Supervision, general syllabus, individual studyplan and degree
All doctoral students are appointed at least two supervisors in connection with their admission to the doctoral programme who will provide help and support during the education period up to the thesis defence and graduation.
New doctoral students shall be appointed a main supervisor and at least one assistant supervisor and at least one of them must have completed supervisor training. As a general rule, the main supervisor should be a docent or professor.
The main task of the supervisors is to share their knowledge and experience and help the doctoral student develop into an independent researcher with a scientific approach. The contact between the doctoral student and the supervisors is usually most intense at the beginning when you plan the studies and the doctoral student embarks upon their research work, as well as at the end of the studies when the thesis is to be completed.
Each subject must provide an overall plan for their third-cycle education, also referred to as a general syllabus. This includes information about specific entry requirements, the intended learning outcomes, the structure and content of the programme, the courses included, etc.
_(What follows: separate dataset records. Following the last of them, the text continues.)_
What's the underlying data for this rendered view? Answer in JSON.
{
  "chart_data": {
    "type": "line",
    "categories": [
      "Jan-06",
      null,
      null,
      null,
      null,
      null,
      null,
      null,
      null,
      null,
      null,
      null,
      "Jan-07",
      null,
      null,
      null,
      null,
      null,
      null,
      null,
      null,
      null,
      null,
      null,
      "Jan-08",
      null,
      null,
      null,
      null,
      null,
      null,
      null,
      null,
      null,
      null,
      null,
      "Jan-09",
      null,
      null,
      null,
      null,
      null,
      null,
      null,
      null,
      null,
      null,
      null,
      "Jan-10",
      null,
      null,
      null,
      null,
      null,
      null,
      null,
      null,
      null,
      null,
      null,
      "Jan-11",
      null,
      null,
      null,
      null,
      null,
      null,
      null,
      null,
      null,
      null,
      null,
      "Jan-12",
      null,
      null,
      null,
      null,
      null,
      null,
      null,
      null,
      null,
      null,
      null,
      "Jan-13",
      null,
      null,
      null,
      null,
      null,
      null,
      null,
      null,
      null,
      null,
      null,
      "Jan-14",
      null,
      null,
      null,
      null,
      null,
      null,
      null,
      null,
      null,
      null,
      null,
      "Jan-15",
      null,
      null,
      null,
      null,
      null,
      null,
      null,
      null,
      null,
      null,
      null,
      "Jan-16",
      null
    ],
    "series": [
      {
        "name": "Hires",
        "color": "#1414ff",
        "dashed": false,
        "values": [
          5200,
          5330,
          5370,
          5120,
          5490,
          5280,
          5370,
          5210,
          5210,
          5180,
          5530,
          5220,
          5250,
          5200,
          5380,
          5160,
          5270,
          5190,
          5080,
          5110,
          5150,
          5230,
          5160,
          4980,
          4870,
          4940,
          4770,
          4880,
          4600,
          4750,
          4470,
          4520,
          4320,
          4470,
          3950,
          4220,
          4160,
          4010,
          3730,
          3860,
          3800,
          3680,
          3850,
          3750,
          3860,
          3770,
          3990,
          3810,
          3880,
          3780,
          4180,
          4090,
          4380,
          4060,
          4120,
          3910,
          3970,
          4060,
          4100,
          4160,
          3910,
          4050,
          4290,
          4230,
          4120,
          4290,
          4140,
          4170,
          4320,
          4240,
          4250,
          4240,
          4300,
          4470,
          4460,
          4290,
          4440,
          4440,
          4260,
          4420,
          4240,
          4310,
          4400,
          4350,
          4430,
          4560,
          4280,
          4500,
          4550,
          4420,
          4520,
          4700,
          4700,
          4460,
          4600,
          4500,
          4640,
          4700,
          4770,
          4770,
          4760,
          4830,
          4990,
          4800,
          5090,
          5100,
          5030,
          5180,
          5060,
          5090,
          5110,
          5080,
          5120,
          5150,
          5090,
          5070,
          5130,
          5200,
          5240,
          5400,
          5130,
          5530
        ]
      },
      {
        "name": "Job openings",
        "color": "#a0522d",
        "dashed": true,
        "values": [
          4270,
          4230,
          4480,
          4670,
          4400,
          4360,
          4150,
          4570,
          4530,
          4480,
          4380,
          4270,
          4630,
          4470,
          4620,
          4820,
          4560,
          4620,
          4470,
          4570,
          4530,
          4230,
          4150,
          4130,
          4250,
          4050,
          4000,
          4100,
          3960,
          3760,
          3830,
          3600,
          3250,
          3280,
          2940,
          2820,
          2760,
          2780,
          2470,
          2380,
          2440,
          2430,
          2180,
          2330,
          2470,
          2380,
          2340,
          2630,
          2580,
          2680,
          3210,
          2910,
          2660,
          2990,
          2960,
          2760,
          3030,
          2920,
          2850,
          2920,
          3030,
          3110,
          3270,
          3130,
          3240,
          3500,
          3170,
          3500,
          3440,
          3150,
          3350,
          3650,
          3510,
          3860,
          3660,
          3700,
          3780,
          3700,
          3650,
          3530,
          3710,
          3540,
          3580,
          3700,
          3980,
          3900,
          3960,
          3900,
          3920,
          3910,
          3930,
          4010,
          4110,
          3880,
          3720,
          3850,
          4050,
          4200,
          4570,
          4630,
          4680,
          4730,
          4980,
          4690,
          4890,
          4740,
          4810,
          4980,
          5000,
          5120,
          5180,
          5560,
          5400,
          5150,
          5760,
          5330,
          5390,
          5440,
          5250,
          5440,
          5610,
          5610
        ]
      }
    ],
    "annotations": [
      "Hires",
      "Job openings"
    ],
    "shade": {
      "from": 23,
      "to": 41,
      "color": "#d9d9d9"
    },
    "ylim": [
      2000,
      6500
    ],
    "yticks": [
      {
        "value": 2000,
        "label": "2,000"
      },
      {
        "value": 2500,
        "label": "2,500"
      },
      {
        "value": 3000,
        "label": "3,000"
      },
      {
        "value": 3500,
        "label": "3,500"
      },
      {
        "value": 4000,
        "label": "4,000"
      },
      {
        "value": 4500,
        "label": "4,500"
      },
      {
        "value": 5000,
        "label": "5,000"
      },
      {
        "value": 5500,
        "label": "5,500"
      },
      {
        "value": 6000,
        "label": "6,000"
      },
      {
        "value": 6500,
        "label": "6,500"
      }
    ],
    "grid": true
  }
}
The general syllabus can be found on the website of each subject.
INDIVIDUAL STUDY PLAN
At the start of the studies the doctoral student shall, in consultation with their supervisors, draw up an individual study plan. The plan should include a realistic time plan for coursework, thesis work and supervision. It should also include an introduction to the proposed research field, aim and problem, as well as relevant ethical considerations. The individual study plan is subject to continual review, at least once a year.
DOCTORAL THESIS AND THESIS DEFENCE
The thesis is published in the university’s official publication series Karlstad University Studies. Once the thesis is printed and ready, it is presented at a public thesis defence.
Before the defence, an opponent, examining committee and chairman of the defence procedures are appointed. The opponent or doctoral student begins with a presentation of the subject and the thesis and the results. The opponent then leads a discussion on scientific relevance, methods and results and the doctoral student orally defends their thesis. The members of the examining committee and the audience are also given the opportunity to ask questions to the doctoral student.
If the doctoral student chooses to pursue a licentiate degree, the thesis is called a licentiate thesis. The doctoral student will then defend their thesis at a licentiate seminar.
In order to be awarded the title of doctor, the doctoral student must complete a degree comprising at least 240 credits. For a doctoral degree, the doctoral student is required to pass the exams included in the programme, as well as being awarded a pass grade for a doctoral thesis of at least 120 credits. If the doctoral student chooses to study for two years, instead of four, he or she can instead finish with a licentiate degree of 120 credits, including a licentiate thesis of at least 60 credits. In order to have a degree awarded, the doctoral student must always submit an application for a certificate to the university.
DOCTORAL AWARD CEREMONY
The doctoral award ceremony is the big academic celebration where doctoral students who have been awarded their doctoral degree receive the so-called insignia: a ring, diploma and hat or laurel wreath. The doctoral student pays for the ring and hat.
Students who have been awarded a doctoral or licentiate degree generally establish themselves quickly on the labour market, and the majority of graduates find employment in the public sector. Universities and university colleges are the main employers. A smaller proportion of graduates find work in the private sector.
Postdoctoral research gives new doctors the opportunity to gain further experience as researchers. It is possible to do a postdoc in Sweden or abroad, at a university or research institute. After a postdoctoral appointment, you can apply for positions as an associate senior lecturer, which is a career-development position for graduates with a third-cycle degree who are interested in pursuing an academic career.